Getting a job immediately is a big deal these days, though it’s not the only thing to consider in this debate. Law school is three years long; business school is two years. So the opportunity cost of going to a law school is much larger, but most elite business schools also require two to five years of work experience and rarely take applicants directly from their undergraduate schools. On the other hand, JDs from the best schools who go into private practice start with median salaries of $160,000–considerably more than most MBAs.

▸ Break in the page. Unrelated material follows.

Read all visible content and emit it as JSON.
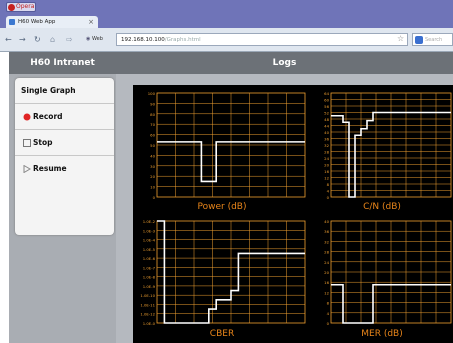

(See the following page for our analysis)

  • Jerad Graham

    I’d like to see some information on not top-25 schools. This goes for more than just this articl. Most of the articles on the internet seem to focus on the elite schools, despite the fact that the reality for the large majority of the people wouldn’t be capable of attending top schools (JD or MBA) even if they tried. Additional note for readers: law school stats are delayed because studying for and taking the bar is a 3 month process, so reporting at 3 months out would be pointless.

    • JohnAByrne


      Me, too. We currently rank the top 50 but plan to expand to 100 relatively soon. It may also help to have regional rankings for the very point you make. Thanks for writing in.

    • Andrew P

      That’s a tough thing to do, I suspect the statistics would be dismal once you got out of the mainstream or elite schools.

      One of the main issues I think you might be trying to point to here is that too many schools (Whether for profit or not) try to sell a dream to students who will never attain it…. “Wow come to (Insert no name school here) get your MBA / JD and have a successful career making well over $100k/yr” Unfortunately most of the time you see students go back to their old careers or worse..

      Going along with your request above, I would challenge P&Q to develop an article about when it’s just not worth going to either (JD/MBA) and sticking with your current career. I know there have been articles in the past about specific individuals rationale “Why I’m not getting an MBA” but I’m talking hard data around those non-elite schools…

      Could be interesting!


      • JohnAByrne


        Funny you should say that. I just asked one of our staff writers to tackle the JD/MBA dual degree story this morning. Expect to have it in a week or so.


      • cONTRARIAN

        You might well be right, and it might just be the contrarian in me, but I suspect the opposite. Although there are exceptions, the focus in the more elite schools tends to be on working for a large law firm, where the nosedive in legal employment has occurred. But I wonder if the jobs aren’t in the tiny practices in the less urban areas, the kinds of places that might be served by the lower-tier schools. People are still getting arrested, making out wills, declaring bankruptcy, and having their taxes done, and small-town firms still have lawyers getting ready to retire and looking for new lawyers willing to take over their practices or pick up some of the work they would rather not do anymore. The salaries many of these small-town lawyers earn would stun law school grads (not to mention the lower cost of living).

  • Guest

    I don’t know if this is also a consideration for JDs, but at many of the top business schools it is common for people to leave with a goal of starting their own company or doing a network-based job search to get a job within a start-up company, which will take more time. Therefore, I think it’s possible some of the employment at graduation statistics for top MBAs are understated.

  • Correct Principles

    Everyone should know that the farther down the list of top tier schools you go the better an MBA compares to an JD. If you can’t get into a top 100 Law School you’re wasting your time going to another one with the exception of people picking up a law degree to compliment another job focus. Or if you plan on going into business for yourself. So if you are a mediocre student avoid Law School.

  • Gerry Battersby

    This doesn’t take into account the number of business school graduates going into entrepreneurial ventures. I suppose that might be out of scope given that this is about job placement, but it is worth noting.